Além disso, os juizes estão sujeitos a uma enorme pressão social, muitas vezes desnecessária. Por exemplo, no caso do julgamento de Zhu Jingwei, um polícia reformado que agrediu um transeunte com um bastão, juntou-se uma multidão à porta do Tribunal aos gritos de “cão polícia”. Um outro caso que também ficou famoso recentemente foi o de Aileen Tang, que tirou fotos durante um julgamento sem autorização prévia. Quando explicou ao juiz a razão do seu comportamento, o magistrado compreendeu que havia qualquer problema com a sua saúde mental e solicitou um procedimento especial para realizar o julgamento. Este tipo de situações desencorajam os advogados de aspirar à magistratura.

Aumentar a idade de reforma dos juízes, no âmbito das linhas de acção governativa, é uma forma de lidar com estes problemas. Mas não só, é também uma forma de dar um exemplo e encorajar o patronato em geral a manter os funcionários mais velhos por mais tempo. Segundo as últimas projecções sobre a força de trabalho, o Governo prevê que o número de pessoas com mais de 65 anos vai aumentar para 2,16 milhões, em 2031. Em 2041, este número irá atingir os 2,56 milhões, cerca de um terço da população. Se os mais velhos puderem trabalhar por mais tempo, criar-se-á uma relação mais equilbrada entre as pessoas activas e as que já estão reformadas.

Em segundo lugar, aumentar a idade de reforma dos juizes é uma forma de implementar a independência da Magistratura. A Magistratura deve estar acima de quaisquer pressões e de quaisquer interesses, públicos ou privados.

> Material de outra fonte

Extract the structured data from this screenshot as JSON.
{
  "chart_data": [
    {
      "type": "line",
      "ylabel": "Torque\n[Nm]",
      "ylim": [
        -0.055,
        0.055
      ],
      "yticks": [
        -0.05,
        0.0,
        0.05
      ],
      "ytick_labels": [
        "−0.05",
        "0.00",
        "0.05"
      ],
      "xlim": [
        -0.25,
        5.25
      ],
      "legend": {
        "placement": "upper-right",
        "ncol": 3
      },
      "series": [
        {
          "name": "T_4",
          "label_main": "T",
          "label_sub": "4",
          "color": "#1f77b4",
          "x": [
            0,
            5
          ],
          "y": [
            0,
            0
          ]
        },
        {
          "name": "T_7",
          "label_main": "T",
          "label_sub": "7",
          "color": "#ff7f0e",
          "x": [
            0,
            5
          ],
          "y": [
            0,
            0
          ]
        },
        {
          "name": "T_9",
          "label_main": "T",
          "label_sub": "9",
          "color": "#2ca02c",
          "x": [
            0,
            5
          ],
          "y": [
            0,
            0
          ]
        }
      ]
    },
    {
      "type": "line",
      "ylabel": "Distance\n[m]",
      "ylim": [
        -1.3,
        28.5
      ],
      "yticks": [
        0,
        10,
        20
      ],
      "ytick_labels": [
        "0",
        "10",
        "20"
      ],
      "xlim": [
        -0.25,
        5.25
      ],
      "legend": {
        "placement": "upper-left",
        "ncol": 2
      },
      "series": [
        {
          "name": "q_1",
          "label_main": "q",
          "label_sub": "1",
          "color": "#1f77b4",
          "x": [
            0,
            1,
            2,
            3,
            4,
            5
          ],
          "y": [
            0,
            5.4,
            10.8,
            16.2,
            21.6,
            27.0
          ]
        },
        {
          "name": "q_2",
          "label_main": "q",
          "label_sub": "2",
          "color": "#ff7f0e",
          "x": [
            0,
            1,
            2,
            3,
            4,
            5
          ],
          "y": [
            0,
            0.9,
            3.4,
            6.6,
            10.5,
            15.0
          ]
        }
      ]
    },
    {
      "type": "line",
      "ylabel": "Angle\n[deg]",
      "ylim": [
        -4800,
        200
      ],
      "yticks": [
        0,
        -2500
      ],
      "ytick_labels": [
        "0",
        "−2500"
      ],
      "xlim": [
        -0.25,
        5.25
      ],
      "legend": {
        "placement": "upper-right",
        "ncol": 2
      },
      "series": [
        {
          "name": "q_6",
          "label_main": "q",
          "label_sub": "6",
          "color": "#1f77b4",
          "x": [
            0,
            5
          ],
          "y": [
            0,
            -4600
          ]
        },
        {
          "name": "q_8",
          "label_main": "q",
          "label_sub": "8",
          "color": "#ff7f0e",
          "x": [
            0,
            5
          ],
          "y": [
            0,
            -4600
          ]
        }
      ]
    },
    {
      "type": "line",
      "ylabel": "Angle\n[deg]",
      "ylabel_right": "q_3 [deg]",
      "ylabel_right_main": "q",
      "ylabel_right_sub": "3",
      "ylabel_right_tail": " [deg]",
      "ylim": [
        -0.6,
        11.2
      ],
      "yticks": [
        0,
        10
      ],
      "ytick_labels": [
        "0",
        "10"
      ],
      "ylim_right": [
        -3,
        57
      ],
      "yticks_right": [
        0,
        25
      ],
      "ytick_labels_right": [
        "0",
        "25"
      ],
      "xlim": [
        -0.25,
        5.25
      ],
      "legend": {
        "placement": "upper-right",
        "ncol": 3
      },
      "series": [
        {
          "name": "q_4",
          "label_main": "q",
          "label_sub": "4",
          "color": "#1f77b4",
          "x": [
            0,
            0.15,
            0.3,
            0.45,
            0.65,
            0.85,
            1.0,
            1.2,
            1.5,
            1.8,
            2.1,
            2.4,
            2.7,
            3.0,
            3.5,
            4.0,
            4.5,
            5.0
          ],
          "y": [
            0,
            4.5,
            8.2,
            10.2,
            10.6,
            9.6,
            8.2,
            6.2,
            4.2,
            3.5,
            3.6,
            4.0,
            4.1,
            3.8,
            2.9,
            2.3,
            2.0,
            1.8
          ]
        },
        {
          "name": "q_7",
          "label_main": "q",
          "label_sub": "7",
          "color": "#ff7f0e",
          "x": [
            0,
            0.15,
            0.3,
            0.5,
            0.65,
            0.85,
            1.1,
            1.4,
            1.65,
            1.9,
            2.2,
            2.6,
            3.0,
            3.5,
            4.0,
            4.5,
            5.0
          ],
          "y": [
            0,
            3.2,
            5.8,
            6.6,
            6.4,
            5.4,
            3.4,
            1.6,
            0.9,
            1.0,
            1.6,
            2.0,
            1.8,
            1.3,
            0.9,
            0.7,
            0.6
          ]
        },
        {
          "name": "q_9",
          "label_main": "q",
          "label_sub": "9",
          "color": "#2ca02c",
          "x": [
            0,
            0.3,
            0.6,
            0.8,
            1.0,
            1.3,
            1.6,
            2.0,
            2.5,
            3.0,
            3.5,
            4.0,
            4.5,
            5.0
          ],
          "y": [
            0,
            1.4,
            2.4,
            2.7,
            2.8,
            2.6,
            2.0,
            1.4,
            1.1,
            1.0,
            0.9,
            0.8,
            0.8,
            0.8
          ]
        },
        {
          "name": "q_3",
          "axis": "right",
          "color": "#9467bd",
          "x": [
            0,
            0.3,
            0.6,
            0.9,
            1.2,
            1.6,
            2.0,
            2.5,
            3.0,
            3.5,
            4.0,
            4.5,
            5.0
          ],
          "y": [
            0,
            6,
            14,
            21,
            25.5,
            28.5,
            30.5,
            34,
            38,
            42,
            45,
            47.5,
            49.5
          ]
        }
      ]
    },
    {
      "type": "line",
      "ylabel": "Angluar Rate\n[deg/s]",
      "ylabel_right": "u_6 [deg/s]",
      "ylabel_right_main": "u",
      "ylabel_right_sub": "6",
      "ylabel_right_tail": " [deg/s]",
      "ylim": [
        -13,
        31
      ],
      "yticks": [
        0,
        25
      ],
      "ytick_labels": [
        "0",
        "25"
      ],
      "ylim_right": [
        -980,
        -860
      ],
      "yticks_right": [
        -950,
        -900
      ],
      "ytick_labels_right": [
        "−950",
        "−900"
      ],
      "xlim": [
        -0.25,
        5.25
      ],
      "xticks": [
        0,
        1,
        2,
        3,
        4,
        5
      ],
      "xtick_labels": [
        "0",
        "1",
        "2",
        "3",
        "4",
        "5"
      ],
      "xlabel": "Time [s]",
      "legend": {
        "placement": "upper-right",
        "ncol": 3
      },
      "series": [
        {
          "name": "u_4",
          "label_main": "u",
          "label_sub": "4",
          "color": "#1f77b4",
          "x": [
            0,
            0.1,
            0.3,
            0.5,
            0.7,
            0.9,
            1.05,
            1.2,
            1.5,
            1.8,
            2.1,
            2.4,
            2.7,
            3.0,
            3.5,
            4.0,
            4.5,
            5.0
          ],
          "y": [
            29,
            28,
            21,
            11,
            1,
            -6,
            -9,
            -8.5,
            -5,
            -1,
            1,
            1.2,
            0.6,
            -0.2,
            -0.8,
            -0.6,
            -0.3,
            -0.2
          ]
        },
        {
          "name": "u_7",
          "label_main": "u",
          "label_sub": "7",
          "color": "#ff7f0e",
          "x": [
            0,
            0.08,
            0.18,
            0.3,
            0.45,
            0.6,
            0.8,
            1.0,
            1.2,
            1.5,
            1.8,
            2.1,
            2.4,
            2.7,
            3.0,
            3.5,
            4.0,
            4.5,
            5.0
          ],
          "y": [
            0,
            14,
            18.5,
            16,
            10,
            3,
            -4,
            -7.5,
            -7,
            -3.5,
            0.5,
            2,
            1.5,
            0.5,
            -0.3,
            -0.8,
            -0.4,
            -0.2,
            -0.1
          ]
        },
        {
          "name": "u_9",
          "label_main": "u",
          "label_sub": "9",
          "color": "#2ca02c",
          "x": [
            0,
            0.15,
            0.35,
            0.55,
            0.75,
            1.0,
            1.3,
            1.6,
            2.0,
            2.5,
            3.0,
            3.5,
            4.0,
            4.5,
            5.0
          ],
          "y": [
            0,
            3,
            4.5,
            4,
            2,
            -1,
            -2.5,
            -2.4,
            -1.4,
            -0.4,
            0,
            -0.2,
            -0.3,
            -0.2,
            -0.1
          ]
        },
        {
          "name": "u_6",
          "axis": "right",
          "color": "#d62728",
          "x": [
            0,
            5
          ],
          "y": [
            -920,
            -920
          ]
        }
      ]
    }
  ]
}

Os Tribunais devem estar livres de qualquer influência externa. O artigo 85 da Lei Básica de Hong Kong Basic estipula:

“Os Tribunais da Região Administrativa Especial de Hong Kong exercerão o poder judicial de forma independente, e livres de qualquer interferência. Os membros da Magistratura estarão imunes de sofrer qualquer acção legal, durante o exercício das suas funções judiciais.”

À semelhança deste, o artigo 83 da Lei Básica de Macau estipula:

“Os Tribunais da Região Administrativa Especial de Macau exercerão o poder judicial de forma independente. Não estarão subordinados a nada, a não ser à Lei, e não poderão ser sujeitos a qualquer interferência exterior.”

Para garantir a independência do poder judicial, os juízes terão de estar protegidos enquanto exercem as suas funções. Aumentar a idade de reforma é uma medida eficaz. Como não têm o seu lugar em risco, os magistrados podem desempenhar a sua tarefa sem medo de pressões. Não podem ser afectados pelos estatutos dos litigantes, e baseiam-se apenas na Lei para decidir quem deve ganhar a contenda. Este é um dos motivos que levou Carrie a afirmar no parágrafo 31 da linhas de acção governativa o seguinte:

“O estado de direito é o primeiro de todos os valores fundamentais de Hong Kong, e a independência do poder judicial é a chave de todo o estado de direito. A Lei Básica de Hong Kong estabelece os princípios fundamentais que alicerçam o nosso sistema judicial. Os mais importantes destes princípios são o exercício independente do poder judicial do nosso Trinunal de Última Instância (CFA), e o convite endereçado aos juízes de outras jurisdições para tomarem assento no CFA…… Os Tribunais e os juízes só têm de ter em conta a Lei e as questões legais que surjam durante os julgamentos a que presidem. Não é relevante, nem faz parte dos seus deveres constitucionais, envolverem-se em questões de ordem política, económica ou social, que não esteja directamente relacionada com a Lei. É do interesse de todos que o estado de direito permaneça forte, respeitado e visível.”

Se os Tribunais e os juizes se ocuparem apenas dos assuntos legais, podemos continuar a confiar numa sociedade justa.